D’Arcy Kemnitz, executive director of the National LGBT Bar Association, issued a call to action to warn attorneys about anti-LGBT legal groups. (Photo via Linkedin)
Two national litigation groups that specialize in lawsuits seeking to overturn LGBT rights laws issued a joint statement last week denouncing the National LGBT Bar Association for calling on the nation’s lawyers and law firms to refuse to provide free legal services for the two groups.
The Alliance Defending Freedom, which represented the Colorado baker in the now famous anti-LGBT Supreme Court decision in the Masterpiece Cakeshop case, and the Liberty Counsel accused the D.C.-based National LGBT Bar Association of fomenting anti-religious bias.
“It is shameful that an association of lawyers wants to shut the courthouse doors to millions of Americans who believe in natural marriage and who oppose the anti-religious freedom agenda of some LGBT activists,” said Mat Staver, founder and chairman of the Liberty Counsel.
“The courthouse should be open to all, no matter your beliefs,” Staver said in the joint statement. “The LGBT Bar Association is upset because Liberty Counsel and ADF are winning many important cases all the way up to the U.S. Supreme Court,” he said.
“They might as well extend their so-called boycott to the justices on the High Court,” he added. “Their boycott is that ridiculous.”
Staver and the two groups were reacting to a nationwide initiative launched by the National LGBT Bar Association in July called the Commit to Inclusion Campaign. The campaign calls on lawyers and law firms to sign an online pledge not to provide pro bono, or free, legal services to Liberty Counsel and Alliance Defending Freedom or any of their respective clients.
“This campaign is a call to action to warn attorneys about the anti-LGBT legal groups and their dangerous and strategic efforts to chip away at legal protections for LGBT people,” said D’Arcy Kemnitz, executive director of the National LGBT Bar Association in a statement.
“We are imploring the legal profession to hold back pro bono resources that would help these groups advance their discriminatory agenda,” Kemnitz said. “When you help anti-LGBT legal groups – even on matters not relating to LGBT issues – you hurt LGBT people,” she said.
Kemnitz told the Washington Blade this week that Alliance Defending Freedom is currently calling on the Supreme Court to take a case from the Sixth Circuit U.S. Court of Appeals, which has acknowledged that an existing federal civil rights law protects transgender people from employment discrimination.

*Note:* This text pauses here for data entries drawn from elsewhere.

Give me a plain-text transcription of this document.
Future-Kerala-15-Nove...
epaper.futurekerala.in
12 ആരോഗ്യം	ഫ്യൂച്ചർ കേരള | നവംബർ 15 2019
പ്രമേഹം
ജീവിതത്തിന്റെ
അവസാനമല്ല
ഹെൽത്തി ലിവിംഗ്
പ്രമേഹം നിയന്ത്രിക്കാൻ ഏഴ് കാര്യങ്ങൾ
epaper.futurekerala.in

She noted the anti-LGBT group’s involvement in the case is one of ADF’s and Liberty Counsel’s many efforts to overturn LGBT supportive court rulings.
“There have been times when larger law firms have taken on pro bono work for these groups on cases that weren’t directly LGBT related,” Kemnitz told the Washington Blade. “These groups promote a deliberate strategy to harm LGBT people in all sectors of their lives,” she said. “Helping the ADF/LC in any type of case strengthens them as they continue to hurt LGBT people.”
The National LGBT Bar Association, which is an official affiliate of the American Bar Association, says its members include lawyers, judges, other legal professionals, law students, activists and affiliated LGBT legal organizations.